A bone of an animal contains $\frac{1}{10}$mol of the carbon when it dies.

(a) How many carbon-14 atoms would be left after 200,000 years?

(b) Is carbon-14 dating useful to predict the age of such an old bone? Explain.

It’s given that t = 200,000 y

As we know, the Mathematical expression for the half-life is given by:

$t_{\frac{1}{2}}=\frac{0.693}{\lambda }$ ………….. (1)

Where $\lambda$disintegration constant.

Expression for the activity of radioactivity sample is given by:

$R=\lambda N$ ………………. (2)

And radioactive decay equation is given by:

$N=N_0{e}^{-\lambda t}$

The number of carbon atoms can be calculated by using the following question

$N_0=\frac{w}{M}{N}_A$

Out of$\frac{\text{1}}{\text{10}}$mol of carbon atoms can be calculated by using the following equation.

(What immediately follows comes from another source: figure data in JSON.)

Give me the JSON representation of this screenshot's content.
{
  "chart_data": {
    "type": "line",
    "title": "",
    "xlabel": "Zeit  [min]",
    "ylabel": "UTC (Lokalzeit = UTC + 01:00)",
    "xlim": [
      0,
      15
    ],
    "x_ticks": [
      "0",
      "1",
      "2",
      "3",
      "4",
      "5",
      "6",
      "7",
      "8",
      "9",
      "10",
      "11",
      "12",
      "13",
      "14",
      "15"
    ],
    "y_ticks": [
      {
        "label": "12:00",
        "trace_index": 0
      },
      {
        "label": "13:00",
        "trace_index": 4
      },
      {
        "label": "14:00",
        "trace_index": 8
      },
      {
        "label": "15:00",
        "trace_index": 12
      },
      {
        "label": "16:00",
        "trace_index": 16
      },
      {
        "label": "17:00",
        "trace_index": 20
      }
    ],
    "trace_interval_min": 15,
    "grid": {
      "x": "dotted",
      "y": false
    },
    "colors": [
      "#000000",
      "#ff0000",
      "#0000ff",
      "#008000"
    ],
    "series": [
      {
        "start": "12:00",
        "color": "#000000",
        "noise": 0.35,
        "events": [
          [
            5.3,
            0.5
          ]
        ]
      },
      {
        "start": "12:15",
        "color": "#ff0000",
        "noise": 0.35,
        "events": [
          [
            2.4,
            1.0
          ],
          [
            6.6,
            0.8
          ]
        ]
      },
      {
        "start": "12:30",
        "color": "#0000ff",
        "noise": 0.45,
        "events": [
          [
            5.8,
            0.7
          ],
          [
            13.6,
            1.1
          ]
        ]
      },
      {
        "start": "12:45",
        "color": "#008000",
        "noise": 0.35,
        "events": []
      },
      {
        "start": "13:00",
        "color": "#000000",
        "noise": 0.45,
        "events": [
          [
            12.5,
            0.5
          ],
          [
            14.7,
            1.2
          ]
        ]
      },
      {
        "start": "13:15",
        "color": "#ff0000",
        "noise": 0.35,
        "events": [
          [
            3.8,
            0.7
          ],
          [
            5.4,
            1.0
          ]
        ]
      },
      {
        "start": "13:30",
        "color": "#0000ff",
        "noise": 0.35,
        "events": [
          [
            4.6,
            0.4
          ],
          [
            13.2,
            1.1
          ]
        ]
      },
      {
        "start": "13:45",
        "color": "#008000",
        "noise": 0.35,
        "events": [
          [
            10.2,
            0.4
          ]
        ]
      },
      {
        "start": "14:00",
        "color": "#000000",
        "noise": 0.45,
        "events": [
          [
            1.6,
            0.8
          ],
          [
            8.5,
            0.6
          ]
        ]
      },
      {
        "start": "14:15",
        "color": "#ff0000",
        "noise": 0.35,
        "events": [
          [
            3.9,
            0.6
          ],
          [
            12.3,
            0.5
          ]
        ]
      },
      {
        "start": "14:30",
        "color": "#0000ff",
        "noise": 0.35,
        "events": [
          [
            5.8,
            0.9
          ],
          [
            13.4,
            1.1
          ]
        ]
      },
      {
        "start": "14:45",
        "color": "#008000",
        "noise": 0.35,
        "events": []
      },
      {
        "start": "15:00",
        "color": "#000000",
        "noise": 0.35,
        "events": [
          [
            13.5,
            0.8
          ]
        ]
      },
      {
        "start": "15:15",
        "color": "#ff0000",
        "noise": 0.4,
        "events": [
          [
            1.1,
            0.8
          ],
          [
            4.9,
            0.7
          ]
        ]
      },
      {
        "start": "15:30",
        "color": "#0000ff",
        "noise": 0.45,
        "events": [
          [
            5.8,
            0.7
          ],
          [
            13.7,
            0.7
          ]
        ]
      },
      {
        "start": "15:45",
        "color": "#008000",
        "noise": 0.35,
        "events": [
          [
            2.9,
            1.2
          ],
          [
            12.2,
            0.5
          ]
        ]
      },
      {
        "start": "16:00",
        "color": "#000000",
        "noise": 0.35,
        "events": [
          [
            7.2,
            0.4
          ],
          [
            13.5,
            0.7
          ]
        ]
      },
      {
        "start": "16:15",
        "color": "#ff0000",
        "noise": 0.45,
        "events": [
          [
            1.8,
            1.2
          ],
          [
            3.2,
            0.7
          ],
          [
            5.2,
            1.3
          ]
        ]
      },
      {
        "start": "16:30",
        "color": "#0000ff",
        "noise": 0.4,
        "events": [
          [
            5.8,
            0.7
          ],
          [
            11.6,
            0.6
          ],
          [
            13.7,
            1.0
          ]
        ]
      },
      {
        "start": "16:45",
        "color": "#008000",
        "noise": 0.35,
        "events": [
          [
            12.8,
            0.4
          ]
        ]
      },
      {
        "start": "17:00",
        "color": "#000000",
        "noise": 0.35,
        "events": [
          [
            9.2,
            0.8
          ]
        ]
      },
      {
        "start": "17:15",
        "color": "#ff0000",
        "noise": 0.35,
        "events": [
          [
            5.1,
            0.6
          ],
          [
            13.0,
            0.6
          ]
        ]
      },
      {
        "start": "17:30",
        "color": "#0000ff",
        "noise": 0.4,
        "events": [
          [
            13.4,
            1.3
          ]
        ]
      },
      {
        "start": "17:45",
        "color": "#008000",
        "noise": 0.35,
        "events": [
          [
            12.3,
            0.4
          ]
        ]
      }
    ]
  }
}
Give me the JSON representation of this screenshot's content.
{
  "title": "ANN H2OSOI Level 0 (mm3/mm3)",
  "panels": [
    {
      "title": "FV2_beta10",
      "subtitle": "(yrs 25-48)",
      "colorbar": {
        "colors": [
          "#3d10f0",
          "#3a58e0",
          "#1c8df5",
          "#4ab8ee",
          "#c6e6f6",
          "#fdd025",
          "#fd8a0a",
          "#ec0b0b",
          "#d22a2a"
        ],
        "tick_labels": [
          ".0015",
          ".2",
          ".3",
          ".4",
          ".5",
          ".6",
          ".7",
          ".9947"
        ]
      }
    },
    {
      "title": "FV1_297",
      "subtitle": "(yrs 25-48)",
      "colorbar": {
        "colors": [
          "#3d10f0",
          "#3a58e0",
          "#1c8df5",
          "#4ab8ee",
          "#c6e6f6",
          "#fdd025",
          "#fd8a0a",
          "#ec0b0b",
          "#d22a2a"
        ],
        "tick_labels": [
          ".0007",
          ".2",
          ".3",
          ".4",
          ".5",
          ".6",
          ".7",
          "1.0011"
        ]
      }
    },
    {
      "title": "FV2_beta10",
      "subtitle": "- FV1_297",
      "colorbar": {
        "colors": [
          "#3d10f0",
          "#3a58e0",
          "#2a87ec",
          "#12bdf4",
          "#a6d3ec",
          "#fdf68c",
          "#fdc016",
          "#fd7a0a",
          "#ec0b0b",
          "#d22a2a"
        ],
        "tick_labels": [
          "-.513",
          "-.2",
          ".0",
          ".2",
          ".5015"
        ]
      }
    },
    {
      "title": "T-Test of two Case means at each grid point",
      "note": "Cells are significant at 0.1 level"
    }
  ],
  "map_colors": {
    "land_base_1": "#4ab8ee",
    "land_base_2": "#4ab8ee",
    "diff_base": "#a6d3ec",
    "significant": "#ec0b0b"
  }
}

Substitute 1.0 g for w, 10g/mol for M and $\text{6.023}\times {\text{10}}^{\text{23}}$for${\text{N}}_{\text{A}}$in the above equation, and we get,

$\begin{array}{rcl}{N}_0& =& \frac{1g}{10g/mol}(6.02\times {10}^{23}/mol)\\ & =& 5.02\times {10}^{22}\\ & & \end{array}$

The number of atoms is:

$\begin{array}{rcl}N& =& 6.02\times {10}^{22}\times 1.3\times {10}^{-12}\\ & =& 7.83\times {10}^{10}\\ & & \end{array}$

The relation between half-life and decay constant as:

$\lambda =\frac{In2}{T_{1/2}}$

Substitute 5730 y for${\text{T}}_{\text{1/2}}$ in the above equation, we get:

$\begin{array}{rcl}\lambda & =& \frac{In2}{5730y}\\ & =& 1.21\times {10}^{-4}{y}^{-1}\\ & & \end{array}$

In 200,000 y, the number of the particle will change according to:

$\begin{array}{rcl}{N}_1& =& N_0{e}^{-\lambda t}\\ & =& 7.83\times {10}^{10}{e}^{-1.21\times {10}^{-4}{y}^{-1}\times 200,000y}\\ & =& 2.42\\ & & \end{array}$

There are $\text{7.83}\times {\text{10}}^{\text{10}}$particles of carbon-14 datingto predict the age of old bone, so around 2.42 atoms will be left.

Carbon-14 is not particularly good for dating anything this old since the carbon-14 atoms left are a relatively small fraction of the original atoms, making measurements difficult.